Cet article fait partie du dossier de la semaine du 10.03.14 : Festivals photo, nouveaux enjeux
Après avoir dirigé une première fois les Rencontres d’Arles en 1986, François Hébel est rappelé en 2001 pour redresser le festival. Avec 450 000 euros de dettes sur les bras et seulement 9 000 visiteurs, il va se concentrer à redéfinir la formule des Rencontres d’Arles. Il investit assez vite les anciens ateliers SNCF jusqu’à y organiser plus de la moitié des expositions du festival. La vente de ce terrain à la Fondation Luma, dirigée et créée par Maja Hoffmann, a créé un conflit sans précédent menant à la démission de François Hébel.
À l’aube de son départ, il répond à nos questions.

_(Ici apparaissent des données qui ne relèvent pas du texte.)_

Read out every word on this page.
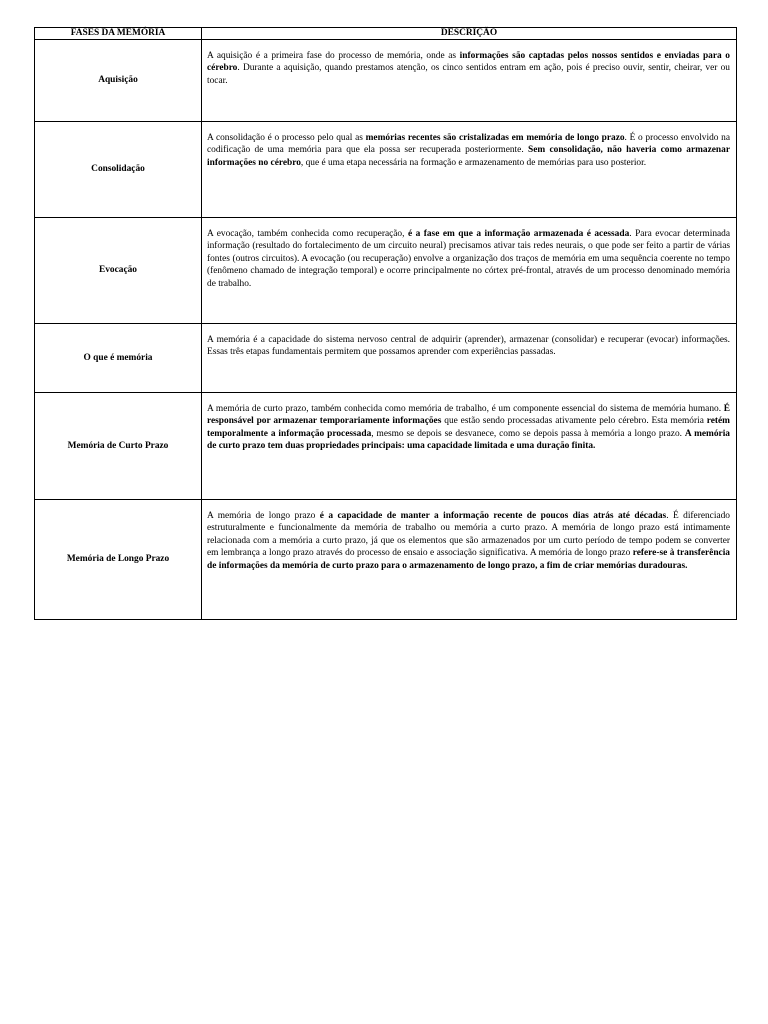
FASES DA MEMÓRIA	DESCRIÇÃO
Aquisição	A aquisição é a primeira fase do processo de memória, onde as informações são captadas pelos nossos sentidos e enviadas para o cérebro. Durante a aquisição, quando prestamos atenção, os cinco sentidos entram em ação, pois é preciso ouvir, sentir, cheirar, ver ou tocar.
Consolidação	A consolidação é o processo pelo qual as memórias recentes são cristalizadas em memória de longo prazo. É o processo envolvido na codificação de uma memória para que ela possa ser recuperada posteriormente. Sem consolidação, não haveria como armazenar informações no cérebro, que é uma etapa necessária na formação e armazenamento de memórias para uso posterior.
Evocação	A evocação, também conhecida como recuperação, é a fase em que a informação armazenada é acessada. Para evocar determinada informação (resultado do fortalecimento de um circuito neural) precisamos ativar tais redes neurais, o que pode ser feito a partir de várias fontes (outros circuitos). A evocação (ou recuperação) envolve a organização dos traços de memória em uma sequência coerente no tempo (fenômeno chamado de integração temporal) e ocorre principalmente no córtex pré-frontal, através de um processo denominado memória de trabalho.
O que é memória	A memória é a capacidade do sistema nervoso central de adquirir (aprender), armazenar (consolidar) e recuperar (evocar) informações. Essas três etapas fundamentais permitem que possamos aprender com experiências passadas.
Memória de Curto Prazo	A memória de curto prazo, também conhecida como memória de trabalho, é um componente essencial do sistema de memória humano. É responsável por armazenar temporariamente informações que estão sendo processadas ativamente pelo cérebro. Esta memória retém temporalmente a informação processada, mesmo se depois se desvanece, como se depois passa à memória a longo prazo. A memória de curto prazo tem duas propriedades principais: uma capacidade limitada e uma duração finita.
Memória de Longo Prazo	A memória de longo prazo é a capacidade de manter a informação recente de poucos dias atrás até décadas. É diferenciado estruturalmente e funcionalmente da memória de trabalho ou memória a curto prazo. A memória de longo prazo está intimamente relacionada com a memória a curto prazo, já que os elementos que são armazenados por um curto período de tempo podem se converter em lembrança a longo prazo através do processo de ensaio e associação significativa. A memória de longo prazo refere-se à transferência de informações da memória de curto prazo para o armazenamento de longo prazo, a fim de criar memórias duradouras.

Article écrit en collaboration avec Olivier Laurent, British Journal of Photography.
« Les Rencontres d’Arles sont le seul festival qui a les moyens de produire tout ce qu’il fait« – François Hébel
Molly Benn : Vous dites avoir trouvé le festival en faillite lors de votre arrivée en 2001.
François Hébel : Oui, il y avait 450 000 euros de dettes, sachant que le budget du festival avoisinait le million d’euros. Il n’y avait plus de sponsors. Et on ne comptabilisait que 9 000 visiteurs. Il a fallu dessiner un un nouveau projet et son économie.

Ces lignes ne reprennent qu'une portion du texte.